The Offierski O.2 was a one-off, two seat, low powered lightplane built in Poland on the late 1920s. It flew in 1928 but an old and unreliable engine prevented its development.

==Design and development==

Light aircraft design was slow to start in Poland but from 1924 the Airborne and Antigas Defence League, generally known by their Polish acronym L.O.P.P., began to fund amateur builders. One of the first recipients was Jozef Medwecki, an aircraft designer with the Samolot company, who built the short-lived Medwecki HL 2. Michał Offierski, a colleague of his in the Samolot design office, also obtained L.O.P.P. funding and built the O.2; like the HL 2 it was a low power two-seater but had in contrast a low wing. Like Medewecki, Offierski built it in Samolot's factory in his spare time. He began in late 1927 after the demise of the ML 2, using its troublesome air-cooled 35 hp Anzani engine.

The O.2 had a two part, rectangular plan wing built around two spars and ply covered. The airfoil was aerodynamically semi-thick and the thickness was constant over the span. Each part was mounted on a lower fuselage longeron with light dihedral and braced to the upper longerons with pairs of parallel wooden struts to the spars. Ailerons filled over half the trailing edges.

Behind the engine the fuselage structure had a rectangular section. Apart from rounded decking, the ply covering was flat. There were two open cockpits in tandem, one between the wing bracing struts and the other just ahead of the trailing edge. The O.2 was provided with dual controls, with the instruments in the front cockpit visible from the rear. Fuel tanks were also in the fuselage.

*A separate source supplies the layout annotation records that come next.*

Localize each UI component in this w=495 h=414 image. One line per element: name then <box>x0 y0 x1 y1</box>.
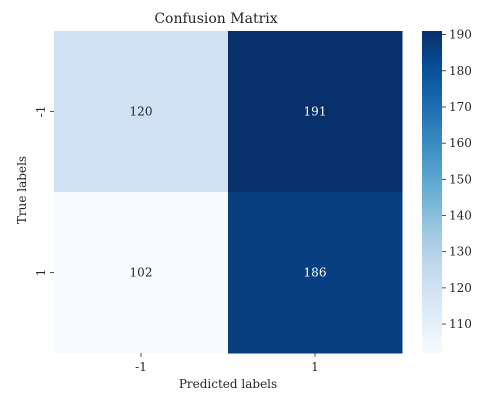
heatmap-cell <box>54 31 229 193</box>
cell-value-label: 191 <box>304 105 327 119</box>
x-axis-label: Predicted labels <box>179 377 277 391</box>
colorbar <box>422 31 442 353</box>
x-axis-ticks: -1 1 <box>135 353 319 374</box>
heatmap-cell <box>228 192 403 354</box>
colorbar-tick-label: 110 <box>449 317 472 331</box>
colorbar-tick-label: 150 <box>449 172 472 186</box>
heatmap-cell <box>54 192 229 354</box>
y-axis-label: True labels <box>15 156 29 224</box>
y-axis-ticks: -1 1 <box>34 106 54 277</box>
cell-value-label: 186 <box>304 266 327 280</box>
x-tick-label: -1 <box>135 360 147 374</box>
colorbar-tick-label: 130 <box>449 245 472 259</box>
colorbar-tick-label: 140 <box>449 209 472 223</box>
colorbar-ticks: 110 120 130 140 150 160 170 180 190 <box>442 28 472 331</box>
colorbar-tick-label: 180 <box>449 64 472 78</box>
colorbar-tick-label: 170 <box>449 100 472 114</box>
x-tick-label: 1 <box>311 360 319 374</box>
chart-title: Confusion Matrix <box>154 11 277 27</box>
colorbar-tick-label: 160 <box>449 136 472 150</box>
colorbar-tick-label: 120 <box>449 281 472 295</box>
cell-value-label: 120 <box>130 105 153 119</box>
heatmap-grid: 120 191 102 186 <box>54 31 403 354</box>
heatmap-cell <box>228 31 403 193</box>
colorbar-tick-label: 190 <box>449 28 472 42</box>
y-tick-label: -1 <box>34 106 48 118</box>
cell-value-label: 102 <box>130 266 153 280</box>
y-tick-label: 1 <box>34 269 48 277</box>
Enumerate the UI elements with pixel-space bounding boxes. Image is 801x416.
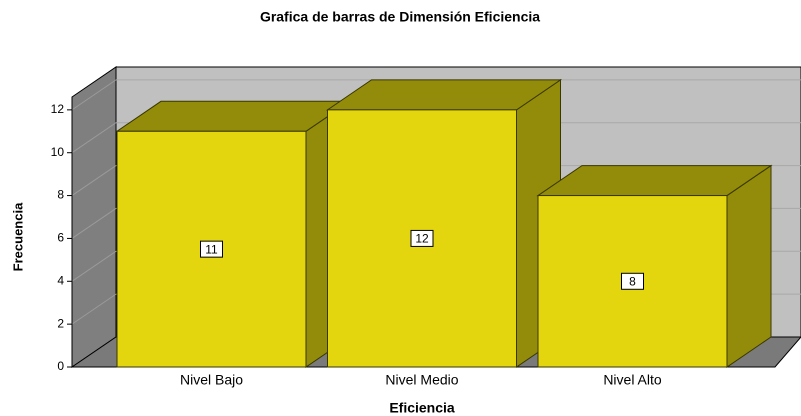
value-label: 12	[415, 232, 429, 246]
left-wall	[71, 66, 117, 368]
value-label: 11	[205, 242, 218, 256]
y-tick-label: 10	[51, 145, 65, 159]
y-tick-label: 0	[57, 359, 64, 373]
value-label: 8	[629, 274, 636, 288]
chart-title: Grafica de barras de Dimensión Eficienci…	[260, 9, 540, 25]
grid-line	[71, 79, 117, 111]
grid-line	[71, 208, 117, 239]
bar	[327, 109, 517, 368]
y-tick-label: 6	[57, 231, 64, 245]
x-tick-label: Nivel Bajo	[180, 372, 243, 388]
y-tick-label: 8	[57, 188, 64, 202]
bar-side	[726, 164, 772, 368]
x-tick-label: Nivel Alto	[603, 372, 662, 388]
value-label-box	[200, 240, 223, 258]
grid-line	[71, 250, 117, 282]
y-axis-title: Frecuencia	[10, 202, 25, 271]
x-tick-label: Nivel Medio	[385, 372, 458, 388]
value-label-box	[410, 229, 434, 247]
y-tick-label: 4	[57, 273, 64, 287]
grid-line	[71, 122, 117, 154]
y-tick-label: 12	[51, 102, 65, 116]
value-label-box	[621, 272, 644, 290]
y-tick-label: 2	[57, 316, 64, 330]
grid-line	[71, 165, 117, 196]
grid-line	[71, 293, 117, 325]
x-axis-title: Eficiencia	[389, 400, 455, 416]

The O.2's empennage was conventional. Its strut braced tailplane and separated, broad chord elevators were rectangular in plan and the vertical tail was straight-edged but tapered, with the rudder working between the elevators. Its fixed landing gear was also standard for the time, its mainwheels on a single axle with rubber cord shock absorbers, supported on V-struts from the lower fuselage longerons.

It was intended that the O.2 should compete in the Second National Lightplane Contest in late October 1928. The exact date of its first flight is unknown, though it managed a few flights in September and October. Its unreliable Anzani engine frustrated the O.2's development and prevented its participation in the Contest, after which it was abandoned.